Peer supervisors boost trust in Village Health Workers

In Zimbabwe’s Chimanimani district, a village health worker peer supervisor provides regular support to peers , develops their skills, and guides them in their roles so they can effectively meet the needs of the mothers and children.

Farai Mutsaka
Village Health Workers
UNICEFZimbabwe/2022/Timothy Manyange
21 February 2022

Chimanimani, Zimbabwe - It is early morning and Village Health Worker, Masiiwa Sikangata neatly arranges her medicine cabinet comprising basic commodities including  Oral Rehydration Salts, Zinc, gloves, digital thermometers, a malaria kit, facemasks, pills, MUAC tape, scale and a thermo scanner for COVID -19 screening in her home’s backyard in Zimbabwe’s Chimanimani district. She then sits, on her newly built cement bench to talk to a visiting domestic violence survivor who has found a safe space there.

Meanwhile, a mother and feverish child is among patients – mainly pregnant women, and new mothers – who stream in to her yard turning it into an improvised diagnostic and treatment point. Later, the 66-year-old prepares for her next task: going out to provide supportive supervision, on job mentoring and data quality audits to fellow Village Health Workers (VHWs).

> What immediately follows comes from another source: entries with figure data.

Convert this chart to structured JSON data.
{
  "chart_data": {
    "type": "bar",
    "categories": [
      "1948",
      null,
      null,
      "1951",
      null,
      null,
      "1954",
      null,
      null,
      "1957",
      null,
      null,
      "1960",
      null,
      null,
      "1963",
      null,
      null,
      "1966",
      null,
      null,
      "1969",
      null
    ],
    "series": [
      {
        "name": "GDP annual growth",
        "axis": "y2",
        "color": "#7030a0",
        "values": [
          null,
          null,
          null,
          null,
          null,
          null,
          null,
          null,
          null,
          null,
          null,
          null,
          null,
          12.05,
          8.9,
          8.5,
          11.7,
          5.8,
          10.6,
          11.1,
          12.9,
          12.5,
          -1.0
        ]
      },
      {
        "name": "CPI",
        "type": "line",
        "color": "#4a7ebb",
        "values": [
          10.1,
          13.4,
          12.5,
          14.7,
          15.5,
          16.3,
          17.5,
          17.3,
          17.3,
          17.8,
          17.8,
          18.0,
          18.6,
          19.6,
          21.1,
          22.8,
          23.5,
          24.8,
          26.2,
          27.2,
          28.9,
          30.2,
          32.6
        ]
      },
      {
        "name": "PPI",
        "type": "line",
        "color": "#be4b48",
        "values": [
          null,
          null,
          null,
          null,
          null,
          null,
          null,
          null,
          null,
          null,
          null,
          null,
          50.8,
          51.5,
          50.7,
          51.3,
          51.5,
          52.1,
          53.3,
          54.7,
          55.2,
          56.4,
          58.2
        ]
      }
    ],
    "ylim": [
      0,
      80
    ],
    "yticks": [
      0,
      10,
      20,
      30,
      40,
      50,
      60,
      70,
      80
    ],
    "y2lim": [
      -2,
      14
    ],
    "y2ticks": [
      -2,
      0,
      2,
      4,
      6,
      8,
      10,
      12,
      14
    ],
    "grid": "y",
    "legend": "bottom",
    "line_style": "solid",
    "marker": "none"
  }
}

“I take my time to plan on the topics to cover before I go out,” she said, referring to her work as a peer supervisor. She peruses through a book on danger warning signs for pregnant women.  “I train the VHWs on the basics, how they should approach people at their homestead to establish rapport, how to handle pregnant women, I tell them that what is not written is not done, so I ensure that they keep proper records of all the work they do and ensure that they complete the VHW data tools correctly.”

Village Health Workers
UNICEFZimbabwe/2022/Timothy Manyange

Then the idea of the backyard bench hit her. From the money she had saved from her ZIRP allowances, Sikangata bought two bags of cement for $20 and paid a builder to construct a bench on the periphery of her yard.

“To avoid too much talk and to ensure safety I decided to set up this bench. I no longer must consult people inside my home especially when it is raining or cold, given the COVID-19 challenges and the need to maintain physical distance. My clients are very much comfortable with this arrangement and they feel safe . My daughter later called and said ‘Mom, I heard you have a bench outside, that’s good you should continue’,” she said. “I can now do the work I love till I die. It wouldn’t have been possible without ZIRP support.”

The commitment shown by Sikangata highlights the tenacity of the people chosen to be peer supervisors, as well as the VHWs they supervise.

In Gudyanga area in the same district, Christopher Chikwindi is also a VHW peer supervisor supported by a local nurse, Violet Paivha, a nurse at Gudyanga clinic. These are health facility teams who were also trained by UNICEF to strengthen community based supportive supervision and integrate VHWs as part of the primary health care teams.

A peer supervisor typically visits “two or three” VHWs a month, observes them at work and using a checklist, notes their competencies and provides feedback. Areas that need improvement are then discussed at monthly meetings resulting in communities developing more trust in VHWs, said Paivha, who now has extra time to attend to her nursing duties and monitoring that help in disease intelligence.      

“In a village with 30 children for example we may get one or two being referred to the clinic, the rest are attended to by VHWs in the community. Before the peer supervision programme, community members did not quite trust the VHWs competencies so they would still come directly to the hospital. With the ongoing technical support from UNICEF, the intervention has moved from strength to strength mostly evidenced by the increasing number of children and mothers identified and followed up by VHWs ,” she said.

Pregnant women
UNICEFZimbabwe/2022/Timothy Manyange

UNICEF through ZIRP has supported the Ministry of Health and Child Care to support nine cyclone affected districts to ensure accelerated revitalization of basic health service provision. This support has been complemented by the Health Development Fund (HDF), with funding from the EU, UK Aid, Sweden, Irish Aid and  Gavi to scale up the implementation of high impact Maternal Newborn and Child Health (RMNCH-A) and Nutrition interventions  to improve equitable access and quality of health care across Zimbabwe, with special emphasis on women, newborns, children and adolescents.